In this study a single M. tuberculosis isolate (R190), with a S522L mutation, was detected that was resistant to RIF (MIC 32 μg/ml) but remained sensitive to RFB (MIC <0.8 μg/ml) (Table 3). Specific mutations in codon 522 have previously been shown to result in only low level RFB resistance from clinical isolates of MTB [7, 9]. The distribution of second round RFB mutations from R190 was strikingly different from that obtained from the parent strain (Table 2) and the frequency of resistant mutants increased > 10 fold when measured on two separate occasions. Additional second round mutations in the rpoB gene were identified in 24 of 26 (92%) of the R190 second round RFB resistant mutants (Table 2), only six of which (23%) were similar to those seen in the first round selection (either in codon 526 or 531). A single mutant with a change in codon 512 at the beginning of cluster I was also identified. Mutations in codon 512 have only been reported previously in association with additional mutations [10] as in this study (S512G + S522L). The remaining mutations were outside cluster 1, codons 144, 146, 148, and just before cluster I in codon 505 (Table 2).
This dramatic change in mutations identified indicates either, the range of viable SNPs resulting in high-level RFB resistance was significantly altered by the presence of the S522L mutation, or the range of spontaneous mutations occurring in this strain changed. Thus, it is possible, for example, that the mutations in codon 505 occurred in both cases but alone would not have resulted in resistance or in the absence of the S522L mutation may be lethal. Interestingly, these results could also be explained by a change in both the frequency and spectrum of spontaneous mutations after the first round of selection, ie. the rate of spontaneous mutations in codons 505, 512, 144, 146, and 148, has increased after the first round of selection. As 9 different codon changes were identified among the 26 isolates tested (Table 2), from two independent experiments (drug concentrations), a single spontaneous mutant in an early generation of this culture (a "Jackpot" mutation) [11] cannot explain this result.

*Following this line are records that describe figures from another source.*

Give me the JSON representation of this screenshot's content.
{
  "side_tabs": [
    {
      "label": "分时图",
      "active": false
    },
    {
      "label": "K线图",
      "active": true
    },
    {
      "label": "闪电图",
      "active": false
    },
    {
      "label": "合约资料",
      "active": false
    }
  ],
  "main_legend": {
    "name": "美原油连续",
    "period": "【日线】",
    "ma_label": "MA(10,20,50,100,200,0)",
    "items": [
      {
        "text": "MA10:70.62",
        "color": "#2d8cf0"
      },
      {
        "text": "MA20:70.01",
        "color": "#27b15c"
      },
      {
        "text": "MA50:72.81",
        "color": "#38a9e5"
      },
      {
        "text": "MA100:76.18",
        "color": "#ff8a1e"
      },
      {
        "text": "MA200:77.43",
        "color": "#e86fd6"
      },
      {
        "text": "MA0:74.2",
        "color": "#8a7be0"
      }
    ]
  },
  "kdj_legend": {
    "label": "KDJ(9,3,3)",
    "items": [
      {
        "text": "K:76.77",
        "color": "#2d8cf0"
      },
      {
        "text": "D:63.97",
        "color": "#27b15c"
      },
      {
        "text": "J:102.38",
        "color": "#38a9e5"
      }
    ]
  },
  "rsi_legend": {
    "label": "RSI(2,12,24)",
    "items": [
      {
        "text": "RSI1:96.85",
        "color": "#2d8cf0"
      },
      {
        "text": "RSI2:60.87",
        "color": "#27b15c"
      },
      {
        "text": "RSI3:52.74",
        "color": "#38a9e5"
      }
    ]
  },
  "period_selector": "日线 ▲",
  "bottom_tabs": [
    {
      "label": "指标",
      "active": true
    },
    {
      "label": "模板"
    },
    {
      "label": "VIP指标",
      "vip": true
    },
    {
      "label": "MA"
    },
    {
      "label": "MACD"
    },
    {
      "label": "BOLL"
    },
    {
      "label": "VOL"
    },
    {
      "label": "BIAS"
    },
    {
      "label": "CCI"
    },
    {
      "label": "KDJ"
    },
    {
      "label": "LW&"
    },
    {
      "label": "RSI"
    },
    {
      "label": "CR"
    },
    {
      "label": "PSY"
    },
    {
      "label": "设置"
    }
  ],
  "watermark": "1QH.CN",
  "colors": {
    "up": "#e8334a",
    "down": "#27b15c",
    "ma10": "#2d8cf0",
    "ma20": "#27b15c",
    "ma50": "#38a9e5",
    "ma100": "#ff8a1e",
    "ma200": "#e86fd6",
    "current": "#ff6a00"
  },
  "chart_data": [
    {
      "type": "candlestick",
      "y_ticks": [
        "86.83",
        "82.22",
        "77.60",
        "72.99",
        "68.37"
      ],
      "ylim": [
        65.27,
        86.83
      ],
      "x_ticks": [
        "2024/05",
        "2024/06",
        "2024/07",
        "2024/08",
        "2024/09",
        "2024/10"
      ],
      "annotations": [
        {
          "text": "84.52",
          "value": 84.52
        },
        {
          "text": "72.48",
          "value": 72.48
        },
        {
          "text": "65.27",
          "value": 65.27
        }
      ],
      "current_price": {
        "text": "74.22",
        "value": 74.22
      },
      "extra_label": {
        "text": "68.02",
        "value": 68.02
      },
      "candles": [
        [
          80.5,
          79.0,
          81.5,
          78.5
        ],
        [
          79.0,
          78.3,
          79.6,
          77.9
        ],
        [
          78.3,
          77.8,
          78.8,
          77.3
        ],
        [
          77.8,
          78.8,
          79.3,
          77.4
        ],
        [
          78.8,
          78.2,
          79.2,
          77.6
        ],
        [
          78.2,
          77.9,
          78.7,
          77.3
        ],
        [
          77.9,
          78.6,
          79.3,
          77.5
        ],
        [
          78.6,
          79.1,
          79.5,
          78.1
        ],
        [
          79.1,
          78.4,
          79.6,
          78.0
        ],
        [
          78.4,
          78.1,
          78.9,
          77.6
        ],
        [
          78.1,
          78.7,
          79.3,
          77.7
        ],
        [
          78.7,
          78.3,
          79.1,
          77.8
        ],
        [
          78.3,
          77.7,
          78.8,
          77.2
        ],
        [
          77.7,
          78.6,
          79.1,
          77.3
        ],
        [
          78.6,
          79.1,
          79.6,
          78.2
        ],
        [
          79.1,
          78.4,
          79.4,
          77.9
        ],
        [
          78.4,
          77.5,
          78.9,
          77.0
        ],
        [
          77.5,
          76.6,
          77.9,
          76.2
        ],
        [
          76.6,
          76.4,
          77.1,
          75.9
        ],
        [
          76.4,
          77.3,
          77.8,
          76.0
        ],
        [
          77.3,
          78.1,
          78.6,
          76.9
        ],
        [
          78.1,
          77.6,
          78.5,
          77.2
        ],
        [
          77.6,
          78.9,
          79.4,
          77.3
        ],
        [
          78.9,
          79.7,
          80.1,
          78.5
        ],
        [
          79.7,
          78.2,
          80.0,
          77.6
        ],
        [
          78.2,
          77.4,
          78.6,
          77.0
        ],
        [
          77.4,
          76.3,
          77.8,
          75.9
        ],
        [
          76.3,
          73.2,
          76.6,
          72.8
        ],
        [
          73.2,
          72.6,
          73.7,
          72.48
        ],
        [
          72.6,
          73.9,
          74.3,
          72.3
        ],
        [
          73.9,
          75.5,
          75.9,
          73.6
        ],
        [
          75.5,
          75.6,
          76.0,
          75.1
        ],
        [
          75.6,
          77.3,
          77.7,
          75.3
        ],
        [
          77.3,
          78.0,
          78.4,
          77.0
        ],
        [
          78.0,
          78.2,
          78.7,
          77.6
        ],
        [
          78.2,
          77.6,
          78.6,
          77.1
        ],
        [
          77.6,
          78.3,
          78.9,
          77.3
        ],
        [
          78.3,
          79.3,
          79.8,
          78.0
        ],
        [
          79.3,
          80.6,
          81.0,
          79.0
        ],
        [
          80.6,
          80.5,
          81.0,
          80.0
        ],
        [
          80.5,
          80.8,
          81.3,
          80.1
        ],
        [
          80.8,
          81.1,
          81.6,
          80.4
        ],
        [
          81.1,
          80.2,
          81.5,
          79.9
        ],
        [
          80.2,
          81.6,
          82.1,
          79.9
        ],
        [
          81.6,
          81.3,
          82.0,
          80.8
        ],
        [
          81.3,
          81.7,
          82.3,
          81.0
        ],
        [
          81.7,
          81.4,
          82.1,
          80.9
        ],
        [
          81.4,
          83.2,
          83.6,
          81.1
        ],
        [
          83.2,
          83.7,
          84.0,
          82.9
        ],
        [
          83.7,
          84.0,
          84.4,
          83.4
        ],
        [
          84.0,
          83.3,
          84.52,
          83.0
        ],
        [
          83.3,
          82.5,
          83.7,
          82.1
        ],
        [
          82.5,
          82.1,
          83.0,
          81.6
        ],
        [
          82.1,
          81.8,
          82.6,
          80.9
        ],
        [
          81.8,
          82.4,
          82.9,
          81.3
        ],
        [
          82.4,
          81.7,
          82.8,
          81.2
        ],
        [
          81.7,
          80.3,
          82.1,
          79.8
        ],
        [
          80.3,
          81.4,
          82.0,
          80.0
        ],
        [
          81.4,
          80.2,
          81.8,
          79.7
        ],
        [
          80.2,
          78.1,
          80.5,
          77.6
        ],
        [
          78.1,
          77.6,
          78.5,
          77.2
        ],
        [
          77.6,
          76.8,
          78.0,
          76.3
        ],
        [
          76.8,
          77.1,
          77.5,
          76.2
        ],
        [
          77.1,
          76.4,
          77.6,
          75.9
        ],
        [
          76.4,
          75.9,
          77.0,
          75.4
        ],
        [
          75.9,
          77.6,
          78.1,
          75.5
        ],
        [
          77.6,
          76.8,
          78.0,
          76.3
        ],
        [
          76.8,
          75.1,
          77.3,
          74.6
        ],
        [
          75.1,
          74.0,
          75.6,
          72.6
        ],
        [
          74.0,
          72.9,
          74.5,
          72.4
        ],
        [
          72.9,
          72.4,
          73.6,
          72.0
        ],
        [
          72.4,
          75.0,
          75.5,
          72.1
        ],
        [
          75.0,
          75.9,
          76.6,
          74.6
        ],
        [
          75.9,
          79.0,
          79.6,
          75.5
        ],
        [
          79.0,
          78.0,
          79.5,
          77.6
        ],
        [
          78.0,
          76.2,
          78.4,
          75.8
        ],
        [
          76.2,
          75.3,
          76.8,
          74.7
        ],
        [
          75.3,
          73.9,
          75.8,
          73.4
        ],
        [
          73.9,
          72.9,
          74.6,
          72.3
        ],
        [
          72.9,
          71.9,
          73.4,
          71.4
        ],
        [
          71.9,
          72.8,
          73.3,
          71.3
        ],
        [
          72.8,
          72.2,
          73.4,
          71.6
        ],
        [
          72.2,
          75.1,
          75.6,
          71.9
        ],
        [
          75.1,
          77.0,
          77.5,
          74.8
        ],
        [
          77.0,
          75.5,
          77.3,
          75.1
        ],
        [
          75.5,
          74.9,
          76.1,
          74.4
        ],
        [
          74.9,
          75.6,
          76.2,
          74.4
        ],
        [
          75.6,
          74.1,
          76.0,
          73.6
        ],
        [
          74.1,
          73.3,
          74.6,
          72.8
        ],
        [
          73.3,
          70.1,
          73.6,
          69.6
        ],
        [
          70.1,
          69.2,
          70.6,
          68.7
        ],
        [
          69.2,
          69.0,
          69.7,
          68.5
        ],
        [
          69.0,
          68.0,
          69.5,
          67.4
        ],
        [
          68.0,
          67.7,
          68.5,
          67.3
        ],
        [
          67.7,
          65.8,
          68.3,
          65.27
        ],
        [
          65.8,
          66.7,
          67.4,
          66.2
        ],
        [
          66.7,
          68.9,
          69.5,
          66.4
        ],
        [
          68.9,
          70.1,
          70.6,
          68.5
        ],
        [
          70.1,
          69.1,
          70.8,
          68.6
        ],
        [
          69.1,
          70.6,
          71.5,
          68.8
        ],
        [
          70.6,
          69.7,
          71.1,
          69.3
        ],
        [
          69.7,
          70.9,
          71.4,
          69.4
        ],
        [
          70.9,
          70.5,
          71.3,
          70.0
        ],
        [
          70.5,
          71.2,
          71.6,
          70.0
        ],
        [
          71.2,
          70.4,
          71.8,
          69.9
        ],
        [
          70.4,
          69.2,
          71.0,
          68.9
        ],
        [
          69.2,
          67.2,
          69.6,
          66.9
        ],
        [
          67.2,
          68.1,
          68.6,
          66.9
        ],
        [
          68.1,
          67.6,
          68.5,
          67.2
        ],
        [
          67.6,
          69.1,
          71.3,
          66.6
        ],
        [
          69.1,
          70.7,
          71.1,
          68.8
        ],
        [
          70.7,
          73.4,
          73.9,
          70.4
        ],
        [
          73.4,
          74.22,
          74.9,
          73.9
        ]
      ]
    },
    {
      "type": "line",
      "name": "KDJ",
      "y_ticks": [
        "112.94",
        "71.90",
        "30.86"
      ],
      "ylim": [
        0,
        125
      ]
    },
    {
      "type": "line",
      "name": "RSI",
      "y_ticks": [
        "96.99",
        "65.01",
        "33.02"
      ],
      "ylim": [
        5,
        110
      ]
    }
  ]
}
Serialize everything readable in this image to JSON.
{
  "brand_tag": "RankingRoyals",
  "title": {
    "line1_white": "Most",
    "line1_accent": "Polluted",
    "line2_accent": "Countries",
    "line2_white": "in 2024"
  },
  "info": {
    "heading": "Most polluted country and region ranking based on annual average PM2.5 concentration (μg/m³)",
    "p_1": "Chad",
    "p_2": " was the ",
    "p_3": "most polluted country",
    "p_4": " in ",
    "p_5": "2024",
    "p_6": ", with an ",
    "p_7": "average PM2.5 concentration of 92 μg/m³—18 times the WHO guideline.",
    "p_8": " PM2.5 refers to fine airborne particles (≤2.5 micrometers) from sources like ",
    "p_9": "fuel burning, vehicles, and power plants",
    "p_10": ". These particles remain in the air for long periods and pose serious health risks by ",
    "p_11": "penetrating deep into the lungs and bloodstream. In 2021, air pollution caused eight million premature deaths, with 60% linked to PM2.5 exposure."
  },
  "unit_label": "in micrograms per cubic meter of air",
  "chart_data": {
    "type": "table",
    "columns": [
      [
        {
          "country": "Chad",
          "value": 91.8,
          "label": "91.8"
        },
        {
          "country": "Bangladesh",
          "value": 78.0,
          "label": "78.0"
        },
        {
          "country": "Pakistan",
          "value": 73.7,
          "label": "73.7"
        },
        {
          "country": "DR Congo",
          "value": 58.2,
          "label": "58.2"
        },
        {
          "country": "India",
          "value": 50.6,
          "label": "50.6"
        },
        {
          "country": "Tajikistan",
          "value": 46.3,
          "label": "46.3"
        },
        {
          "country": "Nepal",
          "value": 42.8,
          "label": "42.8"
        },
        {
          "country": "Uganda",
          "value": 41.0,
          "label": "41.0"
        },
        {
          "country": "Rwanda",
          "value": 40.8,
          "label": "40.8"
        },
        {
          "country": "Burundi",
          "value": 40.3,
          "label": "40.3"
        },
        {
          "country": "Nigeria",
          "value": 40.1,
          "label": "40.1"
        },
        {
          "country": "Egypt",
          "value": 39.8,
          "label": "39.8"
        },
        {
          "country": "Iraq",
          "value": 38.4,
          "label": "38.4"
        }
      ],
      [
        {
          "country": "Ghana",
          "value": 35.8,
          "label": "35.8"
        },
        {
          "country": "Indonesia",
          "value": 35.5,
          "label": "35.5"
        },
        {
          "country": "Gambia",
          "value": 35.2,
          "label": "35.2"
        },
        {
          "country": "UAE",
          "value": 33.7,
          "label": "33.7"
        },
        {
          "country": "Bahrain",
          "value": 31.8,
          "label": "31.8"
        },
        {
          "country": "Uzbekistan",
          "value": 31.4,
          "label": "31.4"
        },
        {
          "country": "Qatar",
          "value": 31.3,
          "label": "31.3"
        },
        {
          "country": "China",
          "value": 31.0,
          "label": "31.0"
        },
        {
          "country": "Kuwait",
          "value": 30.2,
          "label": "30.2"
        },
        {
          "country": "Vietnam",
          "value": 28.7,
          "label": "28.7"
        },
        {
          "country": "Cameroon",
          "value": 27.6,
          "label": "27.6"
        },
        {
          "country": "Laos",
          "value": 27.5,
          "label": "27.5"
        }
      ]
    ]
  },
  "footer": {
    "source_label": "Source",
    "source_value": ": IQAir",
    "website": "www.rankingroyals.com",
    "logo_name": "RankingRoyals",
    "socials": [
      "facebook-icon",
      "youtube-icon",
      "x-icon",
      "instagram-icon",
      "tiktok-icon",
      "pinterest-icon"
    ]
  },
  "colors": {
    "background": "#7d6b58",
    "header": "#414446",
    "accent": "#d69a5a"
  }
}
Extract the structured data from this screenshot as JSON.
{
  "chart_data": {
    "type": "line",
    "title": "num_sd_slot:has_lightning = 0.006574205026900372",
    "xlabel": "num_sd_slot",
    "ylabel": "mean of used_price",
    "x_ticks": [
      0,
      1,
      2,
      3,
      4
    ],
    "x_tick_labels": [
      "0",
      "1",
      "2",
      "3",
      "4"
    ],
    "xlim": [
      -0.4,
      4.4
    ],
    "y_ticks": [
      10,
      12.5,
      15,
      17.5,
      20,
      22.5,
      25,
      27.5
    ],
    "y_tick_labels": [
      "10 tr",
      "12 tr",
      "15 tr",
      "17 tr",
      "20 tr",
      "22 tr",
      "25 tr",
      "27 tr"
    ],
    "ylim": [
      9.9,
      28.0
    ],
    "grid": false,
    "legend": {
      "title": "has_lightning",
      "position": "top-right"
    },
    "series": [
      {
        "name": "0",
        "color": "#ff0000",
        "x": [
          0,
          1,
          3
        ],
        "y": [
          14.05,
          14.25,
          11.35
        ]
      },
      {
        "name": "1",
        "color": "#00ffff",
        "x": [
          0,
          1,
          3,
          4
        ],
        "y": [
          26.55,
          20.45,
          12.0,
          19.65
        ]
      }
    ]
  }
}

The distribution of in vitro first round spontaneous mutations in M. tuberculosis has previously been reported [5] and 7 of the 9 codon changes identified were also seen in this study. The most striking difference between this data and the first round selection data presented here is the higher frequency of the C>T H526Y mutation in our study with both RIF and RFB. Some variation between random selections of mutants would be expected and methodological differences, notably the use of a different bacterial strain [5, 12], probably contributed to this effect.
Mutations in codons 526 and 531 predominate in most of the published studies but there is also some indication that certain strains may be prone to develop specific mutations [4, 12] and marked differences in the distribution of mutations have been observed in different geographical locations [4, 13]. Our data from the first round selection (Table 1) suggest that for the strain and conditions we used RFB may be more likely to select for C>T H526Y mutations than rifampicin.
All first round mutations identified in this study have been reported previously from clinical isolates [4, 5, 8–10, 14] except the one triple mutant identified (table 1). The second round mutations seen in codons 505, 512, 144, and 148 present in addition to the S522L mutation (Table 2), have to our knowledge not been reported previously from in vitro or clinical isolates. Although, it should be noted that these mutations lie outside the 81 bp hotspot region in a region of the rpoB gene that has been subjected to much less extensive investigation.
The possibility of an MTB strain with altered or raised mutation rate is important. Selection of a mutator phenotype is recognised as a consequence of antibiotic challenge in many bacterial species [11, 15]. The selection of strains with increased mutation rates will result in a greater chance of acquiring resistance to other drugs but may also impact on the pathogenicity of the strain. It has been reported that many MDR-MTB strains have, at least initially, reduced pathogenicity [16] and mutations in three putative mutator genes as well as evidence for a reversion back to a more pathogenic non-mutator state after the acquisition of drug resistance has been reported in W-Beijing strains [3]. However, some rpoB mutations are associated with only a modest decrease in in vitro fitness [17]. Interestingly, induction of the proposed MTB error prone DNA repair enzyme was associated with survival of the bacteria in vivo [1], so the effect of a mutator phenotype on pathogenicity is difficult to predict [18].
In conclusion, the presence of a different spectrum of secondary rifabutin mutations implies that either, the mutation rate of individual mutations has changed, due to a defect in DNA repair or replication, or that additional spontaneous mutations are viable (and lead to resistance) in the presence of the S522L mutation [2]. A further consequence of this observation is that a proportion clinical isolates with mutations in cluster 1 of the rpoB gene associated with rifampicin resistance only may in fact be resistant to rifabutin as a consequence of addition mutations in other regions of this gene. We believe further study is warranted, of this and similar strains which should include generating mutants to other antimicrobials and measuring mutation rates [19, 20], allowing the contribution of each of these possible explanations to be explored. The details of how resistance mutations arise would be valuable when formulating standard treatment regimens with the aim of minimising the emergence of resistance in treated populations [21].